Fields' seal of approval
During the first week of practices, St. Charles East coach Mike Fields invited Glenbard East graduate John Golden, president of Core Performance Workplace training academy and a St. Charles resident, to work with the Saints players.
Fields had met Golden at a football clinic last year, and also through Saints assistant Chuck Abate, who Fields calls his "director of football operations." Fields said Golden has trained athletes across the board Woman's World Cup soccer players, Major League Baseball, National Football League players, even Navy SEALS.
A former executive for companies such as AT & T and CNA Financial, Golden and two trainers from Core Performance's Arizona office worked with the players and also lectured the Saints at Norris Cultural Center about nutrition and, Fields said, "good choices."
"It went over huge," the coach said. "It was a raging success."
The reason the players took it to heart was Golden's story. A football player at Northern Illinois, he suffered a career-ending knee injury and subsequently underwent 23 operations. The finale, in 2005, was essentially a leg transplant from a human cadaver.

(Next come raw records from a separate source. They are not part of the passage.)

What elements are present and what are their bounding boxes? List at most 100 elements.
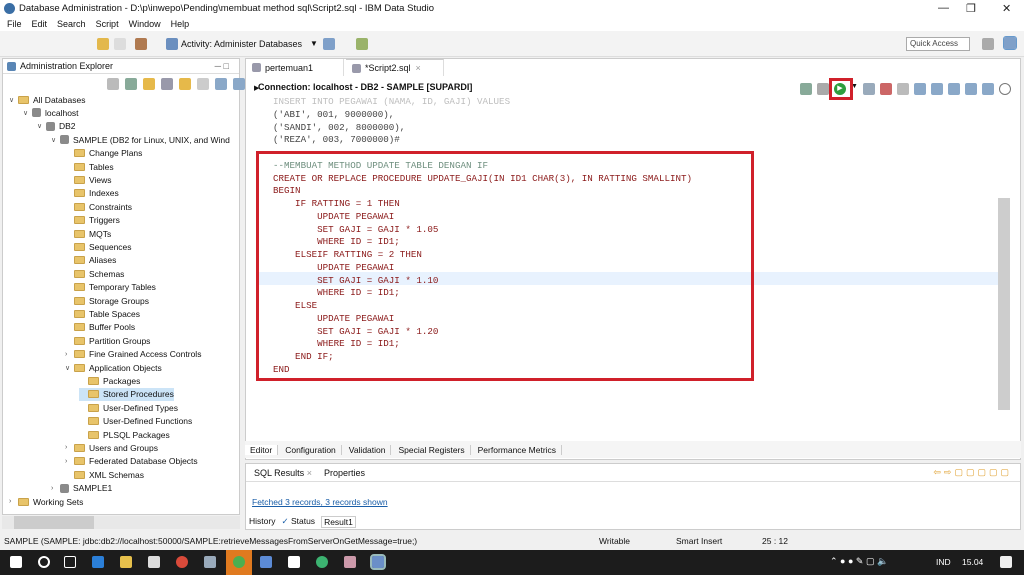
chevron-right-icon[interactable]: ›: [65, 458, 74, 465]
app-icon[interactable]: [260, 556, 272, 568]
save-as-icon[interactable]: [930, 83, 943, 95]
back-icon[interactable]: [97, 38, 109, 50]
chevron-right-icon[interactable]: ›: [65, 351, 74, 358]
minimize-pane-icon[interactable]: ─ □: [215, 61, 229, 71]
tab-result1[interactable]: Result1: [321, 516, 356, 528]
minimize-button[interactable]: —: [938, 2, 949, 14]
tree-item[interactable]: › Users and Groups: [65, 441, 158, 454]
tab-pertemuan1[interactable]: pertemuan1: [246, 59, 344, 76]
tree-item[interactable]: Triggers: [65, 214, 120, 227]
open-perspective-icon[interactable]: [982, 38, 994, 50]
close-tab-icon[interactable]: ×: [416, 63, 421, 73]
tab-editor[interactable]: Editor: [245, 444, 279, 455]
export-icon[interactable]: [233, 78, 245, 90]
tab-validation[interactable]: Validation: [344, 444, 392, 455]
filter-icon[interactable]: [197, 78, 209, 90]
export-icon[interactable]: [964, 83, 977, 95]
tab-properties[interactable]: Properties: [324, 468, 365, 478]
history-icon[interactable]: [998, 83, 1011, 95]
debug-icon[interactable]: [862, 83, 875, 95]
tree-item[interactable]: Aliases: [65, 254, 116, 267]
chevron-down-icon[interactable]: ∨: [23, 109, 32, 117]
tree-item[interactable]: Indexes: [65, 187, 119, 200]
tab-sql-results[interactable]: SQL Results ×: [250, 465, 316, 480]
tab-special-registers[interactable]: Special Registers: [393, 444, 471, 455]
store-icon[interactable]: [148, 556, 160, 568]
open-icon[interactable]: [981, 83, 994, 95]
chevron-down-icon[interactable]: ∨: [51, 136, 60, 144]
menu-edit[interactable]: Edit: [32, 19, 48, 29]
tree-item[interactable]: › Federated Database Objects: [65, 455, 198, 468]
table-icon[interactable]: [323, 38, 335, 50]
notifications-icon[interactable]: [1000, 556, 1012, 568]
save-icon[interactable]: [913, 83, 926, 95]
perspective-icon[interactable]: [1003, 36, 1017, 50]
chevron-down-icon[interactable]: ∨: [65, 364, 74, 372]
refresh-icon[interactable]: [179, 78, 191, 90]
clock[interactable]: 15.04: [962, 557, 983, 567]
chevron-down-icon[interactable]: ▼: [310, 39, 318, 48]
clipboard-icon[interactable]: [356, 38, 368, 50]
tab-status[interactable]: ✓ Status: [281, 516, 315, 528]
menu-window[interactable]: Window: [129, 19, 161, 29]
tune-icon[interactable]: [879, 83, 892, 95]
tree-item[interactable]: User-Defined Functions: [79, 415, 192, 428]
task-view-icon[interactable]: [64, 556, 76, 568]
tree-item[interactable]: Change Plans: [65, 147, 142, 160]
menu-help[interactable]: Help: [171, 19, 190, 29]
tree-item[interactable]: ∨ All Databases: [9, 93, 85, 106]
tree-item[interactable]: Table Spaces: [65, 307, 140, 320]
tree-item[interactable]: › Fine Grained Access Controls: [65, 348, 201, 361]
results-toolbar-icons[interactable]: ⇦⇨▢▢▢▢▢: [933, 467, 1012, 478]
maximize-button[interactable]: ❐: [966, 2, 976, 15]
chevron-right-icon[interactable]: ›: [65, 444, 74, 451]
tree-item[interactable]: Buffer Pools: [65, 321, 135, 334]
language-indicator[interactable]: IND: [936, 557, 951, 567]
tree-item[interactable]: ∨ localhost: [23, 106, 79, 119]
new-icon[interactable]: [143, 78, 155, 90]
tray-icons[interactable]: ⌃ ● ● ✎ ▢ 🔈: [830, 556, 888, 567]
activity-selector[interactable]: Activity: Administer Databases: [181, 39, 302, 49]
messenger-icon[interactable]: [233, 556, 245, 568]
import-icon[interactable]: [215, 78, 227, 90]
chevron-down-icon[interactable]: ∨: [37, 122, 46, 130]
tree-item[interactable]: PLSQL Packages: [79, 428, 170, 441]
tree-item[interactable]: ∨ SAMPLE (DB2 for Linux, UNIX, and Wind: [51, 133, 230, 146]
validate-icon[interactable]: [800, 83, 812, 95]
tab-configuration[interactable]: Configuration: [280, 444, 342, 455]
tree-item[interactable]: Packages: [79, 374, 140, 387]
windows-start-icon[interactable]: [10, 556, 22, 568]
chevron-down-icon[interactable]: ∨: [9, 96, 18, 104]
tab-history[interactable]: History: [249, 516, 275, 528]
tab-script2[interactable]: *Script2.sql ×: [346, 59, 444, 76]
fetched-records-link[interactable]: Fetched 3 records, 3 records shown: [252, 497, 388, 507]
tree-item[interactable]: Tables: [65, 160, 114, 173]
import-icon[interactable]: [947, 83, 960, 95]
mail-icon[interactable]: [288, 556, 300, 568]
tree-item[interactable]: ∨ DB2: [37, 120, 76, 133]
tree-item[interactable]: MQTs: [65, 227, 111, 240]
format-icon[interactable]: [896, 83, 909, 95]
app-icon[interactable]: [204, 556, 216, 568]
data-studio-icon[interactable]: [370, 554, 386, 570]
tree-item[interactable]: Sequences: [65, 240, 132, 253]
tree-item[interactable]: User-Defined Types: [79, 401, 178, 414]
tree-item[interactable]: Storage Groups: [65, 294, 149, 307]
menu-search[interactable]: Search: [57, 19, 86, 29]
app-icon[interactable]: [344, 556, 356, 568]
editor-scrollbar[interactable]: [998, 198, 1010, 410]
menu-script[interactable]: Script: [96, 19, 119, 29]
chevron-right-icon[interactable]: ›: [9, 498, 18, 505]
tree-item[interactable]: Constraints: [65, 200, 132, 213]
tree-item[interactable]: ∨ Application Objects: [65, 361, 162, 374]
home-icon[interactable]: [135, 38, 147, 50]
chrome-icon[interactable]: [176, 556, 188, 568]
chevron-right-icon[interactable]: ›: [51, 485, 60, 492]
sql-icon[interactable]: [161, 78, 173, 90]
tab-performance-metrics[interactable]: Performance Metrics: [473, 444, 563, 455]
tree-item[interactable]: Partition Groups: [65, 334, 150, 347]
new-connection-icon[interactable]: [125, 78, 137, 90]
tree-item[interactable]: Stored Procedures: [79, 387, 174, 401]
edge-icon[interactable]: [92, 556, 104, 568]
search-icon[interactable]: [38, 556, 50, 568]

Determined to get back on his feet Golden has since climbed 14 mountains, including Mt. Everest.
The Saints were sufficiently motivated, and Fields will have Golden back again.
"If he could do that," Fields of the response, "I can do anything."
Step right up!
Those who brag about their football stadiums providing a circus atmosphere have nothing on Mooseheart.
Back for a second consecutive year, the opening shows of the Carson & Barnes Circus will coincide with the Aug. 26 home and season opener between coach Gary Urwiler's Ramblers and one of their top rivals, Alden-Hebron.
During the game, Special Olympics softball players will be honored. The Moose sponsor Special Olympics softball, and this weekend Mooseheart is hosting not only the Special Olympics national softball tournament in Elgin but the fraternity's own softball tourney.